The energy of the exciting The Valley is successfully replicated in the shape of several other electronically pulsating compositions featuring Nick Rhodes’ alluring synth textures, John Taylor’s funky slap bass, and Timbaland’s skittish, syncopated beats. Amongst these tracks are the funky Pop Noir of the addictive Nite-Runner –- more or less a successful modern update of the single Notorious (off 1986’s Notorious album). Nick Rhodes: “It's a really beautiful, fragile song. It was so easy. Sometimes that's the mystery of making music and writing songs. It can be just natural and happens there and then, and other times you can struggle for weeks and not get what you want.” Riddled with quirky keyboard sounds and irresistible hooks, the hedonistic and risqué Skin Divers is a particular highlight. John Taylor: “It wrote itself during a jam, and then Tim (Timbaland) finished off his parts a couple of months later when he was in the UK - very late at night, after a gig. He came down to the hotel ballroom and just recorded them on a laptop. Fucking genius!” Another showcase for Nick Rhodes’ inventive and creative synth soundscapes is the equally entertaining and club-oriented Tempted. Nick Rhodes: “It was instant smiles as soon as we gave in to our disco temptation. Which is always a good sign. It's like a song inside a mirror ball.” These dance-friendly tracks are of a very high standard and by no means your average forgettable eurotrash floorfillers; it’s intelligent dance music –- sophisticated, stylish and fresh –- and also has much to offer in the way of pure heart and soul.

For a band so indepted to bass-heavy Black Dance/Disco Music (Chic albums C’est Chic and Risqué, Bowie’s so-called Plastic Soul album Young Americans), Duran Duran have always been very adept at composing a memorable pop ballad, too (honorable mention goes to Save A Prayer off 1982’s Rio, A Matter Of Feeling from 1986’s Notorious, and Ordinary World off 1993’s Duran Duran). And the ballads on Red Carpet Massacre follow that tradition.
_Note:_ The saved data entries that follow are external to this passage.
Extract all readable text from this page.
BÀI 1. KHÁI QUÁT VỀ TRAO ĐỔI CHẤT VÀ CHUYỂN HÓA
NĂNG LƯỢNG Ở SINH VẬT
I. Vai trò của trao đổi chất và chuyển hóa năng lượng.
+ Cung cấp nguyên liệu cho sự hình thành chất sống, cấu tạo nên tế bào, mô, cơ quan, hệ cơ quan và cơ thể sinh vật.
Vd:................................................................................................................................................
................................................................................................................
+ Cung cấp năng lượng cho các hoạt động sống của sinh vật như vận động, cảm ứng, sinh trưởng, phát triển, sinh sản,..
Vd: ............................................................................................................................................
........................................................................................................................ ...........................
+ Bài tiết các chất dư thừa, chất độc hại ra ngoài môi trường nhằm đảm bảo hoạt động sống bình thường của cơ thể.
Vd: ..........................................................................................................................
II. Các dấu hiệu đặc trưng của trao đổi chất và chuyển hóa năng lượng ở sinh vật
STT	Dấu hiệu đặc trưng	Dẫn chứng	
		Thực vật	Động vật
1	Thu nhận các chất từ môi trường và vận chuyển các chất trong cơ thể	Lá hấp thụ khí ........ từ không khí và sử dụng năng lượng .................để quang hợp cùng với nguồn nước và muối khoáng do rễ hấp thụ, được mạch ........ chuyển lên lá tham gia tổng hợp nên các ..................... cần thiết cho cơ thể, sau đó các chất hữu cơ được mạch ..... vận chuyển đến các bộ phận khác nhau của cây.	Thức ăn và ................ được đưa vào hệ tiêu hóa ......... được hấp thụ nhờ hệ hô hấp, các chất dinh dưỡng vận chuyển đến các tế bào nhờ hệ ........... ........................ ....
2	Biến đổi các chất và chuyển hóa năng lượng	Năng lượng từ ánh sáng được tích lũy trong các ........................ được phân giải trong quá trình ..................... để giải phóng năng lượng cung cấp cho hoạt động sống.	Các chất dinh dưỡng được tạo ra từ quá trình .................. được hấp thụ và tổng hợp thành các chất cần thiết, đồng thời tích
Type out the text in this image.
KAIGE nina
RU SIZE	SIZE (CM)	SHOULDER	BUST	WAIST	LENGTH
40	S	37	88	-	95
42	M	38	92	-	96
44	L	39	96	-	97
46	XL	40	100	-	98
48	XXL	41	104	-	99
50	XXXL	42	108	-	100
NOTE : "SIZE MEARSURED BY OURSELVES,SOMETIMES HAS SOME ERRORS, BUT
The melodic and infectious Falling Down, co-written by Justin Timberlake, is an archetypical and classic Duran Duran song whose catchy chorus is quite irresistible, their best bid for a hit single since Ordinary World. Box Full ‘O Honey is a reflective, atmospheric mid-tempo ballad with lively acoustic guitar, a bouncy drumbeat, and distinct albeit discreet synth sounds. Simon Le Bon once again proves his melodic gift as a lyricist. Simon LeBon: “It's my best lyric on the album. I can see the person I'm writing about, my “queen of tumbledown”. No, I won't say who she is.”

The delicate She’s Too Much, the album’s third ballad, is adorned by gentle electric guitar flourishes, an interesting drum pattern, and an occasional keyboard motif. Nick Rhodes: “This is a key track, a story-telling ballad, which touches base with our traditional songwriting.” Simon Le Bon’s lyrics tend to be ambiguous, but here he makes no secret of who he’s singing about. Simon LeBon: “It's about my 16 year old daughter Saffron. She was in the studio that day and triggered the lyrics. I didn't know I was writing about her until the second line 'she's everything head first'. It tells a story. It's a soft moment on the album.” It’s also one of the most endearing songs on an album chock-full of irresistibly catchy compositions. Red Carpet Massacre is among Duran Duran’s most consistently enjoyable releases and a minor masterpiece within overtly commercial Pop Music. Hopefully, one day the album will receive the recognition that it deserves.